The '2' at the end of the Freelander's name has been around for some time and the car might look familiar, but don't forget that this car is a little bigger inside and out and a lot more upmarket, than the acclaimed original that kick-started the plush soft-roader trend. The passing of time has also seen the Freelander 2 move closer to the bigger Discovery in terms of perceived and actual quality.

For all the leather upholstery and plush carpeting, capability remains at the heart of the Freelander's core values. New engines incorporating and eco-friendly stop-start system and the now familiar the clever use of electronic driving aids should keep the serious Land Rover enthusiasts happy, while the better appointed cabin and wealth of options should appeal to people trading up from conventional compact premium cars.
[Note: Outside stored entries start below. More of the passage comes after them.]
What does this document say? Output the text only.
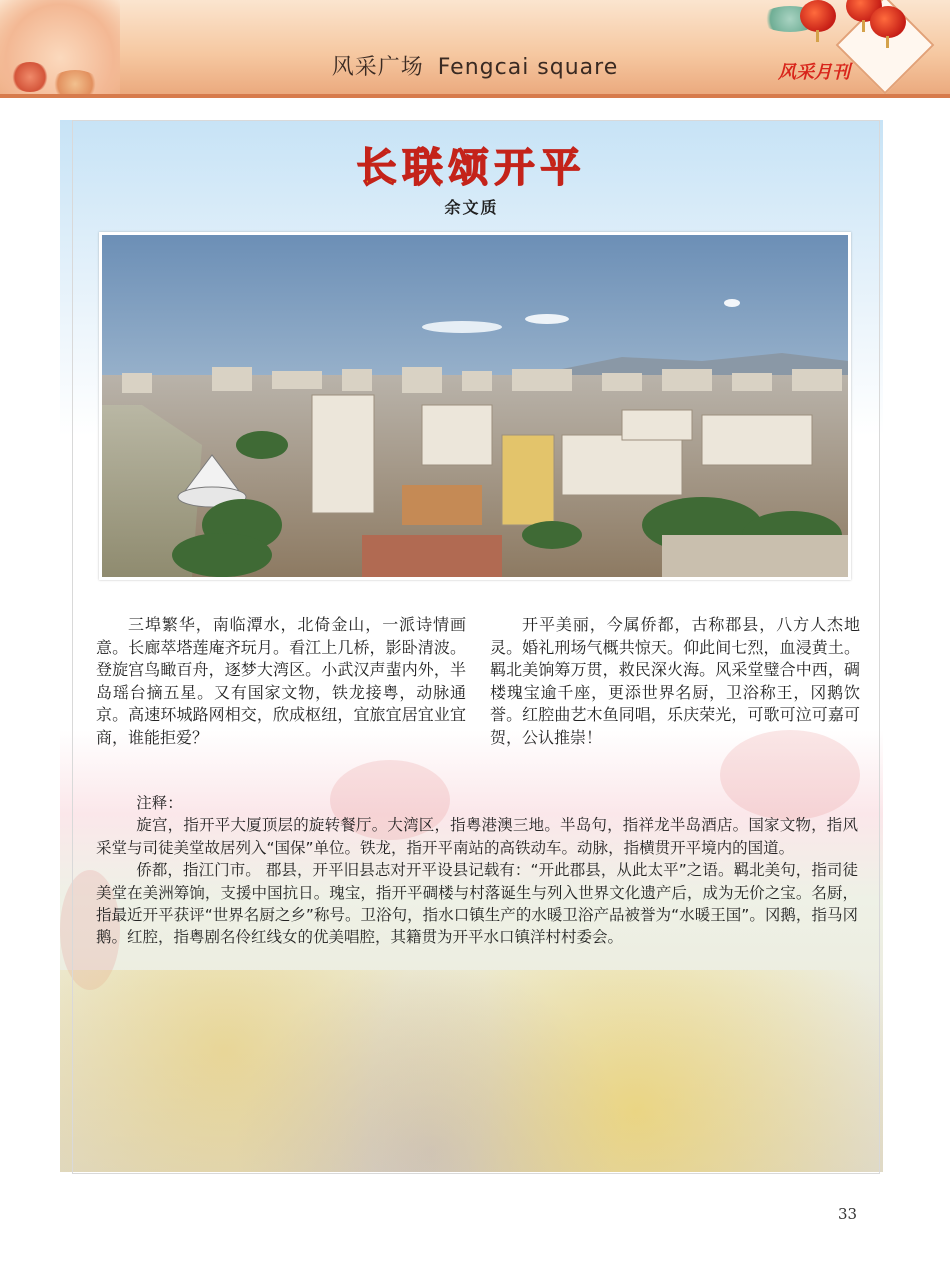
风采广场 Fengcai square	风采月刊
长联颂开平
余文质

三埠繁华，南临潭水，北倚金山，一派诗情画意。长廊萃塔莲庵齐玩月。看江上几桥，影卧清波。登旋宫鸟瞰百舟，逐梦大湾区。小武汉声蜚内外，半岛瑶台摘五星。又有国家文物，铁龙接粤，动脉通京。高速环城路网相交，欣成枢纽，宜旅宜居宜业宜商，谁能拒爱？

开平美丽，今属侨都，古称郡县，八方人杰地灵。婚礼刑场气概共惊天。仰此间七烈，血浸黄土。羁北美饷筹万贯，救民深火海。风采堂璧合中西，碉楼瑰宝逾千座，更添世界名厨，卫浴称王，冈鹅饮誉。红腔曲艺木鱼同唱，乐庆荣光，可歌可泣可嘉可贺，公认推崇！

注释：

旋宫，指开平大厦顶层的旋转餐厅。大湾区，指粤港澳三地。半岛句，指祥龙半岛酒店。国家文物，指风采堂与司徒美堂故居列入“国保”单位。铁龙，指开平南站的高铁动车。动脉，指横贯开平境内的国道。

侨都，指江门市。 郡县，开平旧县志对开平设县记载有：“开此郡县，从此太平”之语。羁北美句，指司徒美堂在美洲筹饷，支援中国抗日。瑰宝，指开平碉楼与村落诞生与列入世界文化遗产后，成为无价之宝。名厨，指最近开平获评“世界名厨之乡”称号。卫浴句，指水口镇生产的水暖卫浴产品被誉为“水暖王国”。冈鹅，指马冈鹅。红腔，指粤剧名伶红线女的优美唱腔，其籍贯为开平水口镇洋村村委会。

33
The result is a car that drives even better than before, thanks in part to the improved diesel engines. More responsive and that bit cleaner, this Freelander is considerably more competitive and feels closer to something from BMW or Mercedes in terms of cabin ambience, yet boasts enough street cred to see off the rapidly advancing competition.

Our verdict on the Land Rover Freelander 2 2.2 SD4 HSE 5dr

The steady evolution of the Freelander continues, with this 2011 model offering subtle but welcome trim and quality upgrades plus two improved diesel engines. The car's steady move upmarket has been a successful one in terms of the car's performance and cabin ambience and overall levels of refinement. It doesn't fail to impress off-road either, thanks to those strong engines and a clever transmission system. The move upmarket has seen prices inch ever closer to that of an entry-level Discovery, though.

Costs

The significant boost in quality and standard equipment over the original model has meant a predictable rise in the Freelander's asking price. Choosing your optional extras carefully - few will greatly influence the car's residual value - and opting for the most frugal diesel varaint will help matters. Quality improvements should see servicing as nothing more than routine.

Space and practicality

Head, leg and elbowroom all round is good in the Freelander's cabin - it's a noticably bigger car than the first generation model. There are also a useful number of storage areas in the cabin, especially the capacious box under the front armrest. At the rear, the back seats fold flat to further extend the load space and the tailgate opens high and wide for easy access, although it does require a hefty pull to close.